Give me a home where the Internet roams

More young Yellowstone workers don't want to rough it anymore.

When Daniele Tiezzi left his home in Tuscany this summer, he came to the United States with aspirations of finding work in "the wild West."

"I wanted to experience something that is authentically American," he says.

Young Mr. Tiezzi decided to follow the footsteps of his college-aged American counterparts who, for more than a century, have sought employment at Yellowstone between Memorial and Labor Days. From toiling as bellhops and hamburger cooks in park hotels to pumping gas at filling stations, the migration is part of a grand tradition going back to the 1880s.

But in recent years, the attitude among American recruits has begun to change.

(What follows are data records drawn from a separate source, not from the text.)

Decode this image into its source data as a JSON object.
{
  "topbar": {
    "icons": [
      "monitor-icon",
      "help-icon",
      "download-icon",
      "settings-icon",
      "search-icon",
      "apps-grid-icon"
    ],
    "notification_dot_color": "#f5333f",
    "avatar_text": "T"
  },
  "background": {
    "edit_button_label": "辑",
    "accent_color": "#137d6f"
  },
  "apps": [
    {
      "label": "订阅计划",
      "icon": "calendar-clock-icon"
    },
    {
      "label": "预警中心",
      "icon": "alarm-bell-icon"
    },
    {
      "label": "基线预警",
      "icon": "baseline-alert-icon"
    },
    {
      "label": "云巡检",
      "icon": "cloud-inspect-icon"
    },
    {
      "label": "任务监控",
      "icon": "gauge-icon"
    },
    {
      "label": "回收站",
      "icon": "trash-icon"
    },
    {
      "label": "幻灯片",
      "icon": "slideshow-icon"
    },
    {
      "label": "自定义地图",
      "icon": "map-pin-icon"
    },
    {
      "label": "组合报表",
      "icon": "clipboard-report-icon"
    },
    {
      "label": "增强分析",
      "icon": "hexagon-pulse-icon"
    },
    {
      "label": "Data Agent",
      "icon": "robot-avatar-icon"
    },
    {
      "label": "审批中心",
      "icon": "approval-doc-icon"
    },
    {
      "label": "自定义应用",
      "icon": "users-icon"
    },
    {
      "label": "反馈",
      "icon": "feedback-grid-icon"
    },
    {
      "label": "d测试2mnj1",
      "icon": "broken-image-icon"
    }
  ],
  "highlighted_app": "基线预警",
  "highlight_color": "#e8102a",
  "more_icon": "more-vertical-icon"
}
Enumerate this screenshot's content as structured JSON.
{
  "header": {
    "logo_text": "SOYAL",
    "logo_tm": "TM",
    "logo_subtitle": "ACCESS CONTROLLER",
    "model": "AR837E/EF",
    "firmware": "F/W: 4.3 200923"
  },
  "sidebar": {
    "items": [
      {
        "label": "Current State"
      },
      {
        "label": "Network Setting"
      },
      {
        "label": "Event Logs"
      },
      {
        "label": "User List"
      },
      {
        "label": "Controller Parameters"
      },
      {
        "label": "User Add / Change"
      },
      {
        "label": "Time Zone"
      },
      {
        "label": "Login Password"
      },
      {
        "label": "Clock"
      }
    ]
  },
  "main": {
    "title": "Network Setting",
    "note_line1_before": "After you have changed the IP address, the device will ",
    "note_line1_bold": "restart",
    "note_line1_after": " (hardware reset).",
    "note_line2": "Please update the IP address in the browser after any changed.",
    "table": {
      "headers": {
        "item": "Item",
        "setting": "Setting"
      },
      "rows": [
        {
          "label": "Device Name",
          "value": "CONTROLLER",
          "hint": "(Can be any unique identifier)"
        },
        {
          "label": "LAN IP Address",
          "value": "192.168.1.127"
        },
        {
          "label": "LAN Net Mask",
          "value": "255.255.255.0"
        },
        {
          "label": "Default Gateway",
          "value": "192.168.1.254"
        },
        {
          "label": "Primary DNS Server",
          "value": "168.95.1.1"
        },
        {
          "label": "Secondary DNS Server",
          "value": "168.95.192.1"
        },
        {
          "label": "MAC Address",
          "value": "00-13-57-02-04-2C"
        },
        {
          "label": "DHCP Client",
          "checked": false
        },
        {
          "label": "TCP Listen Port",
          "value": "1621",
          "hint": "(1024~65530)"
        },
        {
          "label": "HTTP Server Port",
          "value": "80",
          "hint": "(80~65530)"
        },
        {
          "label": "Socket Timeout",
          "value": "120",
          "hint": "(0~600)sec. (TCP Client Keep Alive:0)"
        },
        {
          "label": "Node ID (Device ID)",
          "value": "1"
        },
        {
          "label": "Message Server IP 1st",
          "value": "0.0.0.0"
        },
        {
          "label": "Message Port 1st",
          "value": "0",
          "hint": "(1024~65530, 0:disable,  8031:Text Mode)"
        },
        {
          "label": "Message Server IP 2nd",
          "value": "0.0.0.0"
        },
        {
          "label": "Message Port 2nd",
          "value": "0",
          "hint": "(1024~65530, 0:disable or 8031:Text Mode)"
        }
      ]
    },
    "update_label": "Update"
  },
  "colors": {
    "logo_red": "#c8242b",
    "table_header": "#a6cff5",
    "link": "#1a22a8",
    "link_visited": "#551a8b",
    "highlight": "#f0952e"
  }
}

It used to be that they arrived without hesitation to work for minimum wage and live in spartan dormitory rooms. Now, say hiring officials, younger workers seem less willing to rough it.

They grumble that there aren't phone jacks in dorm rooms so that they can prowl the cyber-wilderness with their laptops every evening. They tote portable 18-inch satellite dishes and mini-televisions so they can watch nighttime cop shows. And they lament Yellowstone's lack of high-tech amenities.

"I've had a couple of people write me letters saying that if we want to attract quality people, it is necessary for Amfac to keep up with the times and allow its employees here to surf the Internet," says Tim Baymiller, who does the hiring for Amfac Parks and Resorts, the largest employer in Yellowstone. Increasingly, he says, the allure of wonderland alone is no longer enough.

For David Reeves, a former Yellowstone summer employee who now resides in Bozeman, Mont., the demand for high-tech stimuli is a sad development. He says it alters not only the atmosphere, but also the way people in Yellowstone relate to each other, too.

"In the absence of television, radio, and video games, you are almost forced to wile away your nights in the company of other people," he says. "The friendships become meaningful because you bond with them through an experience that few other people in the world can have."

Given the challenges of recruiting enough young Americans, Amfac has found success attracting Europeans like Tiezzi. In fact, a sizable number of college students from the former Yugoslavia jumped at the opportunity to work in Yellowstone, regarded as the global icon of national parks. Coming here let them escape social strife and environmental degradation in their homeland.

"Yellowstone is one-fourth the size of Bosnia and Herzegovina," says Tiezzi, who has made new friends from eastern Europe and plans to visit them across the Adriatic Sea after he returns to his university classes in Italy this autumn. "You have all this space with no people except along the roads. It's incredible."

Jim McCaleb, Amfac's general manager in Yellowstone, notes that the Europeans' reaction to Yellowstone has inspired Americans to better appreciate their summer in the outback.

And despite requests, Amfac still has not capitulated by putting TVs in the dormitories. "By and large, most employees still give us a thumbs down on television," Mr. McCaleb says. "They realize that they can't get this type of environment any place else, and they're happier for it."

A hopeful sign is that now as students near the end of their sojourn, more appear enraptured by escapes into the forest with their newfound friends. In some cases, they are less compelled to turn on their computers and make solitary treks through the cyberfrontier.

"We are converting a few and maybe that's the silver lining," McCaleb says. "Every year at least a third of our staff decides to come back. As a place, Yellowstone is positively impacting people."

In fact, Amfac has put the philosophy in writing. "Let's face it," a company brochure reads, "if you can't find something to do in Yellowstone, you might be missing the point of working here all together."